August 14, 2013
Healthier Happy Hour

Love to grab a 'bite' with friends or colleagues after a busy work day? But looking to avoid the excess calories that can come with the drinks & apps at your favorite hangout? Here are some tips on how to navigate your next happy hour:


Ahead of time:

1. Check out the menu-  Menu available online? Check it out ahead of time. That way you're less inclined to make food choices based on what you see, smell, etc. when you are there.

2. Think about your evening-  Will you be going home after HH? If not, will you need a complete meal or do you have a snack for later on (~730 or so) in case you get hungry again?

3. Think about your week-  How many happy hours or similar events do you have this week? If you have a packed social schedule, and a lot of fun food opportunities, that can change the food choices you make. Ex: social activity 4 times next week, 2 of which I have no control over. So this happy hour I'll stay on track w/food to allow myself more wiggle room later on when I need it more.



1. Stay low-cal: If you do choose to have alcohol, choose lower or no-calorie mixers to save on empty liquid calories. Ex: soda water and lime or lemon, diet cola or just on the rocks.

2. Avoid or limit alcohol: Alcohol will be empty, liquid calories. So it's always a healthy choice to avoid it and opt for unsweetened ice tea with lemon, sparkling water with lime, diet cola, herbal tea, decaf coffee or just plain ol' h20. If you choose to have alcohol, aim for moderation: say, 1 drink then sparkling waters for the remainder of the evening.
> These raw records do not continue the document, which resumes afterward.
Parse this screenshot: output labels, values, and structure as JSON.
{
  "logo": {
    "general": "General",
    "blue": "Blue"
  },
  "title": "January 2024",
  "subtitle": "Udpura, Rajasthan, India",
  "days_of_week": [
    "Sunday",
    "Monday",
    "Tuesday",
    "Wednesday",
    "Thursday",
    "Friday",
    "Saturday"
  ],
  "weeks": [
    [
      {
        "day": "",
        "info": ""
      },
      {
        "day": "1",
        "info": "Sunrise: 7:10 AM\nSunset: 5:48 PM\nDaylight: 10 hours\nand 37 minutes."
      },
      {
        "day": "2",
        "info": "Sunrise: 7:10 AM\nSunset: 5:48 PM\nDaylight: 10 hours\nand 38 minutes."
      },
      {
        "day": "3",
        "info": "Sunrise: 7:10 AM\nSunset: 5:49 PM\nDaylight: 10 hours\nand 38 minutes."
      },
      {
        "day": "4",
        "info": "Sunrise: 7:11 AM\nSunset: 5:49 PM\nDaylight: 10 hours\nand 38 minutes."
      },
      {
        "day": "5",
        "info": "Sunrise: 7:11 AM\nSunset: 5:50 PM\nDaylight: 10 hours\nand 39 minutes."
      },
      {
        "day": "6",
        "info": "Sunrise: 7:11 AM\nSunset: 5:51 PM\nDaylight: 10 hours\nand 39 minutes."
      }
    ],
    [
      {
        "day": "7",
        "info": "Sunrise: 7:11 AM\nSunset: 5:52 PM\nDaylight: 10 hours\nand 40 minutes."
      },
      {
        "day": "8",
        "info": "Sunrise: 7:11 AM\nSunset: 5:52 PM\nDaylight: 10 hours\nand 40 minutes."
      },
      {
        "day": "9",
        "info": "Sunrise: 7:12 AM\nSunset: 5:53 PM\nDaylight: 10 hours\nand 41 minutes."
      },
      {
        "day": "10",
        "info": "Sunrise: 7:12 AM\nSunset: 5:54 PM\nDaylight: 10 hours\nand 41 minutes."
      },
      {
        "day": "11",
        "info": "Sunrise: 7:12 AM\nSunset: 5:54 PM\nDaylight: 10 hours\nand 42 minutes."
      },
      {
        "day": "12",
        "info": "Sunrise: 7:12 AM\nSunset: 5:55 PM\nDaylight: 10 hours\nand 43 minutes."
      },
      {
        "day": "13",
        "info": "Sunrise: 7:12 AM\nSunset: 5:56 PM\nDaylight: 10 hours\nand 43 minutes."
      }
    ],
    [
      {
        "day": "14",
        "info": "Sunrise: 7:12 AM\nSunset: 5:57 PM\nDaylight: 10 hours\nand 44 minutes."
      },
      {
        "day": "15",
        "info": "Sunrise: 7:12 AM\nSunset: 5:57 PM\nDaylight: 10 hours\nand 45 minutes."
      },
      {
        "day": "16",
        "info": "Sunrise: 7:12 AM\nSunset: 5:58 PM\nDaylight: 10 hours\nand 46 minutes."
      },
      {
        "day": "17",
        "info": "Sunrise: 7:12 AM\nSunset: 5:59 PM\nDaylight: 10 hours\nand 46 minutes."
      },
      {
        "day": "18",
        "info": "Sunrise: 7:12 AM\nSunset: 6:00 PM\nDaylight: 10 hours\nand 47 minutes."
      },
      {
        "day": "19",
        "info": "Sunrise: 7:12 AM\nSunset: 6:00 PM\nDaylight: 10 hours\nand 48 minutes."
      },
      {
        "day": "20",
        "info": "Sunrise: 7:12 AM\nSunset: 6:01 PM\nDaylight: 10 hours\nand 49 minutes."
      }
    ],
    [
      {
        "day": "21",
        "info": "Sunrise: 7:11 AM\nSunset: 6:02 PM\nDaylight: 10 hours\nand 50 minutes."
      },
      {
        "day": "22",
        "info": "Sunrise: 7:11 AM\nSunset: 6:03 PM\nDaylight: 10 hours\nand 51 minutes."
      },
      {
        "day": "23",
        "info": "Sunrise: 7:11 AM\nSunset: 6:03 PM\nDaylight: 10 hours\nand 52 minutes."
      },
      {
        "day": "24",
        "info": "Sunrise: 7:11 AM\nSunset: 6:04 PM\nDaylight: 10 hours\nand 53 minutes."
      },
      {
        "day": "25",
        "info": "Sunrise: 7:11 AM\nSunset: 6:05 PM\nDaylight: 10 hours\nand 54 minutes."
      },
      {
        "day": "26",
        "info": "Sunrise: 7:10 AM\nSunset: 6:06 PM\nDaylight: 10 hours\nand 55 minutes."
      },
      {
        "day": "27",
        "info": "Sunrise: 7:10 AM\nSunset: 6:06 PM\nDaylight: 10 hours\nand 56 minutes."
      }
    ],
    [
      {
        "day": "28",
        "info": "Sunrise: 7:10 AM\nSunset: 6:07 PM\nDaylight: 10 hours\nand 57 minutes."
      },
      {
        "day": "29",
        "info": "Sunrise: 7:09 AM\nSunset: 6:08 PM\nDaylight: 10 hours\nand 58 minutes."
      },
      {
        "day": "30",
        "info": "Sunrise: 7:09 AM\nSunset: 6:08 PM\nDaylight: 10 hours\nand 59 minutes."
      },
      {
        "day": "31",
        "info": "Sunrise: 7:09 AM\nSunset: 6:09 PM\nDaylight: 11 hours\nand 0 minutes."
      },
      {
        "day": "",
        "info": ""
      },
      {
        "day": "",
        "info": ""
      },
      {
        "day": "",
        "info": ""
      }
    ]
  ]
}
Hint: tell your bartender & friends that you're DD'ing for less hassle.



1. Avoid basket 'apps': High-calorie breads, chips and similar appetizers will do little to keep you full, and a lot to drive up calories. So they're best avoided as often as possible. Tip: put them on the other side of the table, or ask for none to be brought out, if you have a hard time saying no when they're in front of you

2. Go protein/veggie-centric: Protein-based appetizers are common on happy hour menus. Ex: grilled prawns, chicken skewers, filet bites or shrimp cocktails. These are your best choices because they are more satiating than carb-rich apps (like the bread basket). Veggie accompaniments can help keep the calories within check. Even with high-protein apps, the portion sizes and added fats/sauces can be high. So off-setting this with very filling, but very low cal, non-starchy veggies is your best bet. Ex: side fresh seasonal veggies, veggie crudite (like carrot/celery sticks) or side salads w/o dressing.

3. Customize your order (or order off the menu): If you've checked out the menu, and still feel stuck with making healthy food choices, don't be scared to ask. Almost all restaurants will have some type of grilled protein and vegetable combination (think house salad w/chicken) that you can order to snack on and stay on track. Just tip generously for those kind waiters that help you here! :)



1. Track it: Pre-tracking your plan for happy hour is a great way to make sure your choices are balanced. But if you don't pre-track, know that tracking as you eat or shortly after is key to keeping your meal plan in check.

2. Have a balanced evening snack, if you need it: If you have snack-sized calories at your happy hour event, and are very hungry in the evening, feel free to have a balanced protein + carbohydrate snack (ex: 1 bite-size 20/20 Protein bar or 1 packet 20/20 Dry Powder shake).


Although not ideal to do daily, the occasional happy hour with friends is absolutely reasonable within a healthy meal plan. It just takes some thoughtful planning and savvy menu choices like the ones above to make it happen!